If you’re looking for one of the quintessential Ptown spots to enjoy some oysters or have a romantic meal or a cocktail with friends, this classic saltbox-style restaurant and hotel which overlooks the shifting tides of the harbor exudes old world charm.
It has become an iconic institution thanks in part to three friends— David Silva, Sean Burke, and Philip Mossy — who bought it as a joint venture shortly after 9/11 and have spent the past 14 years renovating, polishing, and building a business where everyone feels welcome.
“The town’s always had the element of acceptance,” says Silva, whose family has been in Provincetown for three generations. “My parents’ generation was a staunch Portuguese Catholic community. If they hadn’t been so accepting of making their living off the beachgoers, and the hippies and the artists and the actors to making their living primarily on the gay dollar – if they weren’t that accepting the town could have gone a whole different way, but they were. And consequently businesses and shops and B&Bs are mostly gay-owned and operated by people who live here and call it a home now.”
Silva used to open a beloved fast food shack called Silva’s Seafood Connection before joining Burke and Mossy in The Red Inn. “I went from flipping hamburgers to drinking vodka,” he says.
Burke, meanwhile, was shucking oysters at another former Ptown institution, Clem & Ursie’s. He met Mossy on a ski trip and the two became a couple (they’re now simply business partners).
Burke and Mossy saw the “For Sale” sign on The red Inn, which according to Burke was completely run down at the time, and thought they could make something of it. They put in an offer and it closed within a week. They found a third business partner in Silva and the real work began.
“The energy in it was scary,” Silva adds. “It had a heaviness.”
The group did a total remodel of the kitchen,added a basement and partial 2nd floor, moved bathrooms and guest rooms, expanded the dining room, added a foundation and second story in two places, and rebuilt the bar from rafters above the old kitchen.
“It was a huge undertaking that we are glad to say the three of us have survived and remain best friends, an accomplishment in and of itself,” says Silva.
The inn was built in 1805 but didn’t open as The red Inn until 1915, when then-owner Mary Wilkinson opened her home to visitors from around the world.
Said Silva: “We are often asked ‘What is one of the biggest unknowns about The red Inn?’ My response has always been the same, that The red Inn has accommodations. I hear people all the time say ‘I think they have rooms here too.’ Not only does the inn have rooms , but the accommodations are amazingly beautiful, all with water views, private bathrooms and outdoor deck space.”
The Inn has some pop culture history as well. Joe Kennedy and Gloria Swanson were rumored to rendezvous at The red Inn while they were having an affair. Norman Mailer, a longtime Provincetown resident, shot scenes from the film adaptation of his novel Tough Guys Don’t Dance starring Ryan O’Neal and Isabella Rosselini in what is now called the ‘Captain’s Room’ dining area at the Inn.

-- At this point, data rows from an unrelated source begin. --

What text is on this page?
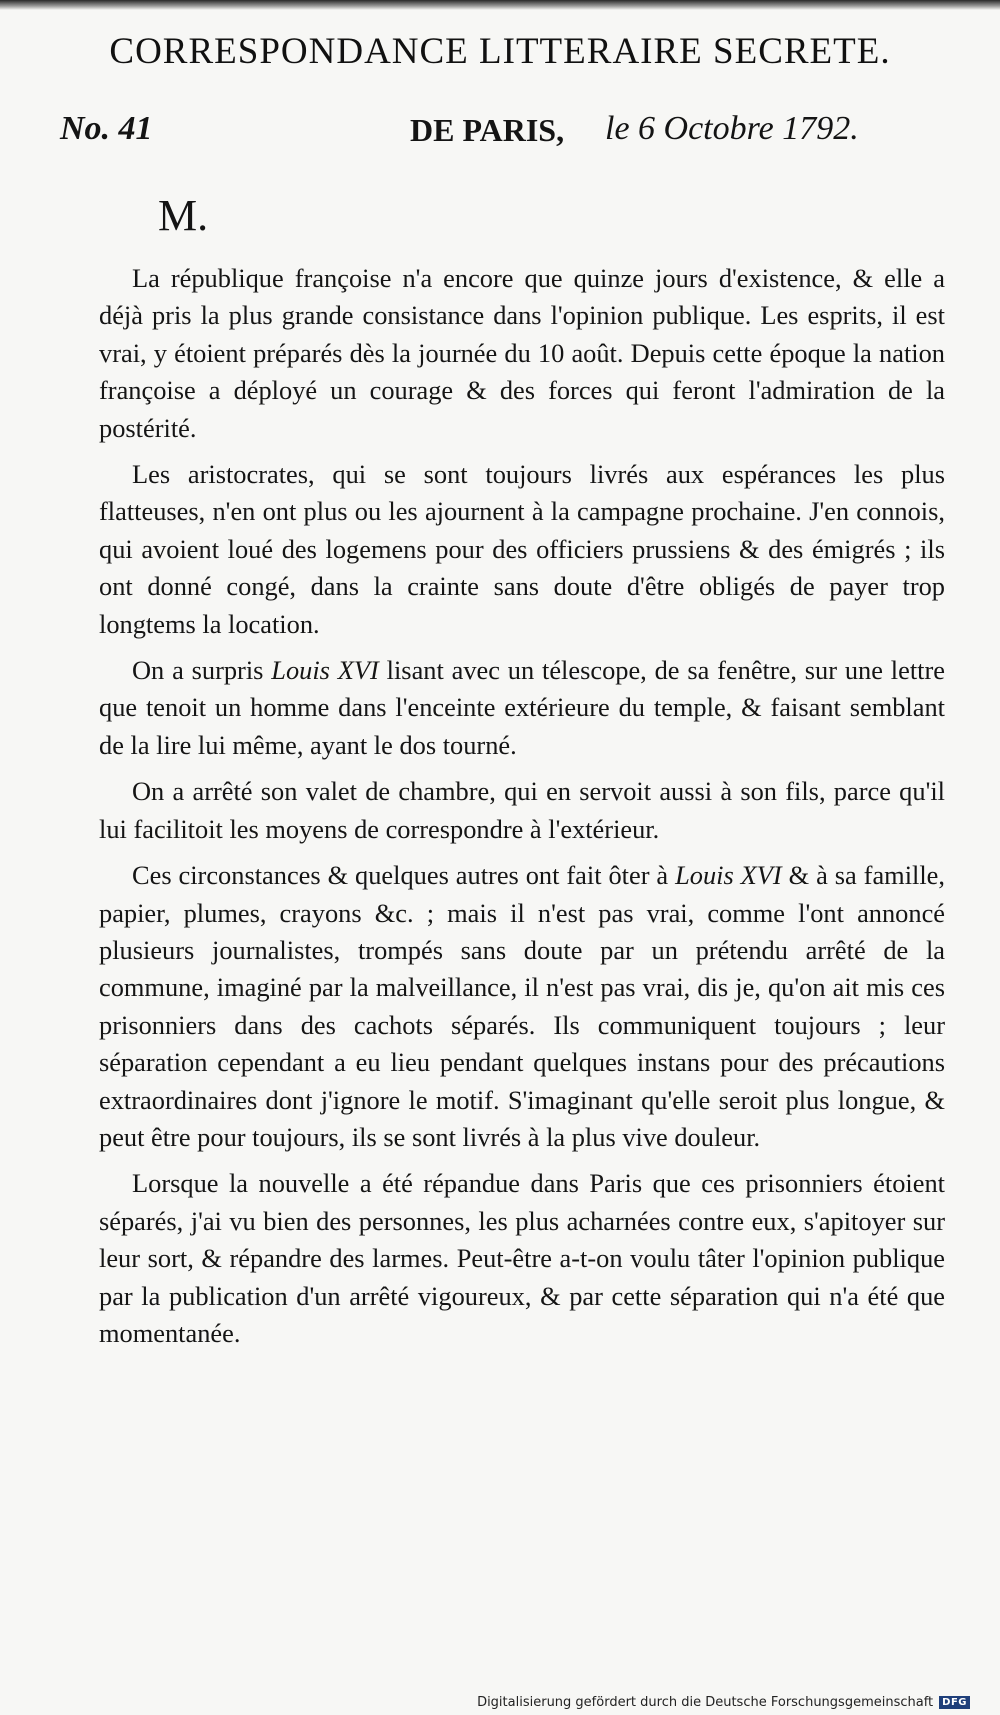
CORRESPONDANCE LITTERAIRE SECRETE.
No. 41	DE PARIS, le 6 Octobre 1792.
M.

La république françoise n'a encore que quinze jours d'existence, & elle a déjà pris la plus grande consistance dans l'opinion publique. Les esprits, il est vrai, y étoient préparés dès la journée du 10 août. Depuis cette époque la nation françoise a déployé un courage & des forces qui feront l'admiration de la postérité.

Les aristocrates, qui se sont toujours livrés aux espérances les plus flatteuses, n'en ont plus ou les ajournent à la campagne prochaine. J'en connois, qui avoient loué des logemens pour des officiers prussiens & des émigrés ; ils ont donné congé, dans la crainte sans doute d'être obligés de payer trop longtems la location.

On a surpris Louis XVI lisant avec un télescope, de sa fenêtre, sur une lettre que tenoit un homme dans l'enceinte extérieure du temple, & faisant semblant de la lire lui même, ayant le dos tourné.

On a arrêté son valet de chambre, qui en servoit aussi à son fils, parce qu'il lui facilitoit les moyens de correspondre à l'extérieur.

Ces circonstances & quelques autres ont fait ôter à Louis XVI & à sa famille, papier, plumes, crayons &c. ; mais il n'est pas vrai, comme l'ont annoncé plusieurs journalistes, trompés sans doute par un prétendu arrêté de la commune, imaginé par la malveillance, il n'est pas vrai, dis je, qu'on ait mis ces prisonniers dans des cachots séparés. Ils communiquent toujours ; leur séparation cependant a eu lieu pendant quelques instans pour des précautions extraordinaires dont j'ignore le motif. S'imaginant qu'elle seroit plus longue, & peut être pour toujours, ils se sont livrés à la plus vive douleur.

Lorsque la nouvelle a été répandue dans Paris que ces prisonniers étoient séparés, j'ai vu bien des personnes, les plus acharnées contre eux, s'apitoyer sur leur sort, & répandre des larmes. Peut-être a-t-on voulu tâter l'opinion publique par la publication d'un arrêté vigoureux, & par cette séparation qui n'a été que momentanée.

Digitalisierung gefördert durch die Deutsche Forschungsgemeinschaft DFG
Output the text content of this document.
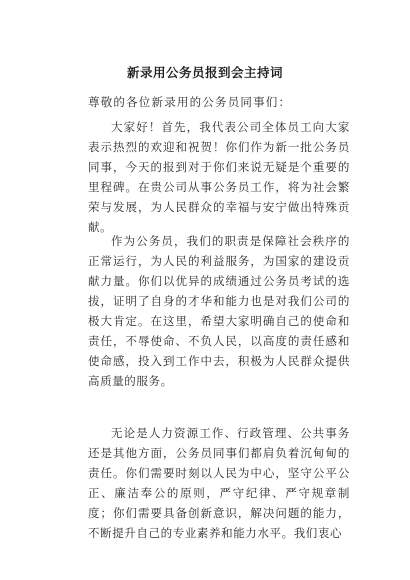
新录用公务员报到会主持词
尊敬的各位新录用的公务员同事们：

大家好！首先，我代表公司全体员工向大家表示热烈的欢迎和祝贺！你们作为新一批公务员同事，今天的报到对于你们来说无疑是个重要的里程碑。在贵公司从事公务员工作，将为社会繁荣与发展，为人民群众的幸福与安宁做出特殊贡献。

作为公务员，我们的职责是保障社会秩序的正常运行，为人民的利益服务，为国家的建设贡献力量。你们以优异的成绩通过公务员考试的选拔，证明了自身的才华和能力也是对我们公司的极大肯定。在这里，希望大家明确自己的使命和责任，不辱使命、不负人民，以高度的责任感和使命感，投入到工作中去，积极为人民群众提供高质量的服务。

无论是人力资源工作、行政管理、公共事务还是其他方面，公务员同事们都肩负着沉甸甸的责任。你们需要时刻以人民为中心，坚守公平公正、廉洁奉公的原则，严守纪律、严守规章制度；你们需要具备创新意识，解决问题的能力，不断提升自己的专业素养和能力水平。我们衷心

“The Provincetown Monument can be seen through the Inn’s window, now and in the film,” Mossy explains.
So, next time you’re in town, stop in and have a meal or try their Raw Bar Happy Hour (one of our favorites) 2:30-5 daily with specials on oysters, shrimp, and steamed clams, or have a cocktail and enjoy the view on the deck.
As part of its 100th anniversary celebration, The red Inn is having a ‘Red Party’ on October 17 for those of you able to make it to the Cape this fall. Hors d’oeuvres, live music, and a cash bar from 6-11 pm, with a $20 donation at the door to benefit the Center For Coastal Studies. Dress, of course, is red.